Jonathan Fanara Responsable des pages Littérature, Essais & Bandes dessinées et des actualités DVD/bluray

Les éditions Delcourt publient Le Ferry dans leur collection « Mirages ». Xavier Bétaucourt et Thierry Bouüaert y mettent en scène un bassiste ambitionnant de percer dans le rock, quitte à tourner le dos à son ancienne vie pour tenter sa chance dans l’Angleterre des Clash et des Sex Pistols.

C’est un rêve largement partagé. Devenir une rock-star, se produire devant des foules en liesse, voir reprises en chœur les paroles de ses morceaux les plus célèbres. Cependant, cet objectif se heurte souvent aux prescriptions sociales traditionnelles telles que la poursuite d’une formation scolaire, la constitution d’une famille mononucléaire classique ou l’obtention d’un emploi stable. C’est pourquoi les artistes désirant embrasser une carrière musicale se retrouvent souvent confrontés à des choix cornéliens. C’est le cas de Max, le héros de Xavier Bétaucourt et Thierry Bouüaert : le jeune bassiste décide au milieu des années 1980 de poursuivre ses rêves et de rejoindre une Angleterre caractérisée par une scène musicale d’une vitalité inédite. Mais pour ce faire, il doit laisser derrière lui ses amis et surtout sa compagne Rose, enceinte sans toutefois qu’il le sache.

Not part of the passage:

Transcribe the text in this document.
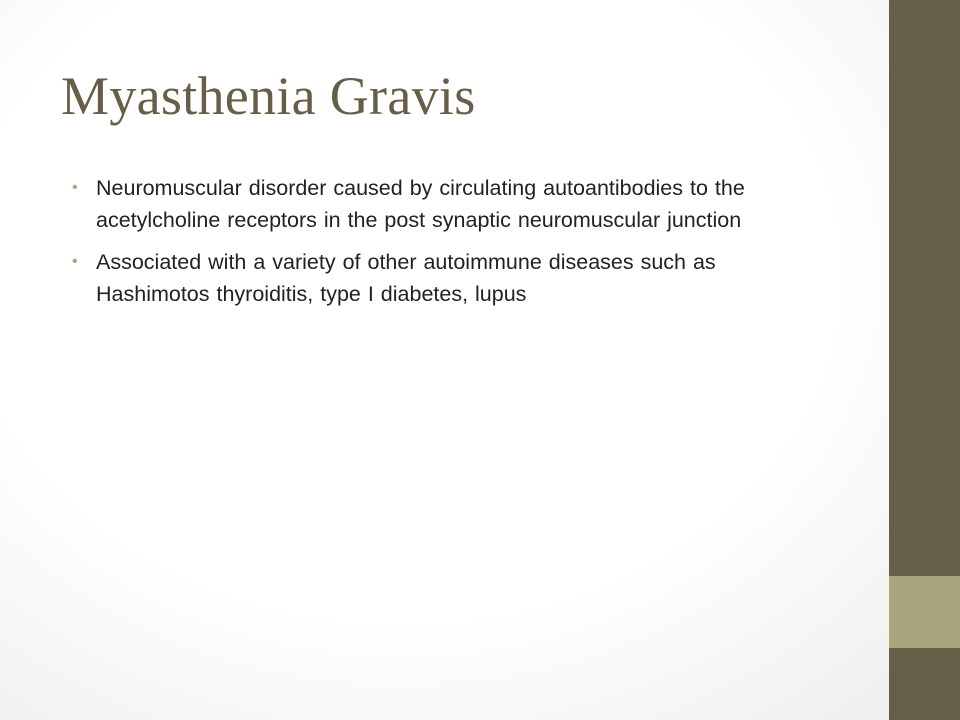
Myasthenia Gravis
• Neuromuscular disorder caused by circulating autoantibodies to the acetylcholine receptors in the post synaptic neuromuscular junction
• Associated with a variety of other autoimmune diseases such as Hashimotos thyroiditis, type I diabetes, lupus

Doté de codes chromatiques affirmés, avec des planches dominées par trois ou quatre teintes changeantes, Le Ferry narre le départ de Max et les événements qui l’ont précédé. On découvre sans surprise l’ivresse née de la passion artistique. Mais les auteurs y mêlent, avec beaucoup de sensibilité, tout ce qui fait l’étoffe de la vie ordinaire : l’amitié, l’amour, la famille et leurs promesses parfois déçues. Le jeune bassiste est en rupture avec une certaine vision de la société : il ne peut s’imaginer se lever tous les matins pour exercer des fonctions, jugées peu attrayantes, de magasinier. Constatant que ses partenaires sont enlisés dans un quotidien qui annihile tout espoir de se consacrer pleinement à la musique, il prend le parti de quitter la France, même si cela fragilise sa relation amoureuse avec Rose, à qui il promet toutefois des retrouvailles prochaines.

Partant, Le Ferry va multiplier les sauts entre le présent – dans une maternité où Rose vient de mettre au monde leur bébé – et des séquences passées, destinées à caractériser plus avant Max et à expliciter les raisons ayant présidé à son départ. Xavier Bétaucourt et Thierry Bouüaert portraiturent une galerie de personnages attachants, amoureux de rock (mais pas d’Indochine), et dont les rapports se lestent parfois de tensions. Karine désapprouve ainsi avec force le choix de Max, qu’elle assimile à un abandon. De même, on comprend à la lecture de l’album que ses rapports avec Gérard sont loin d’être au beau fixe : leur couple ne semble tenir qu’à un fil appelé bébé.

Doué d’un récit parfaitement maîtrisé, musicalement très référencé, ce one-shot à forte personnalité constitue une belle surprise et apparaît finalement bien plus dense qu’attendu.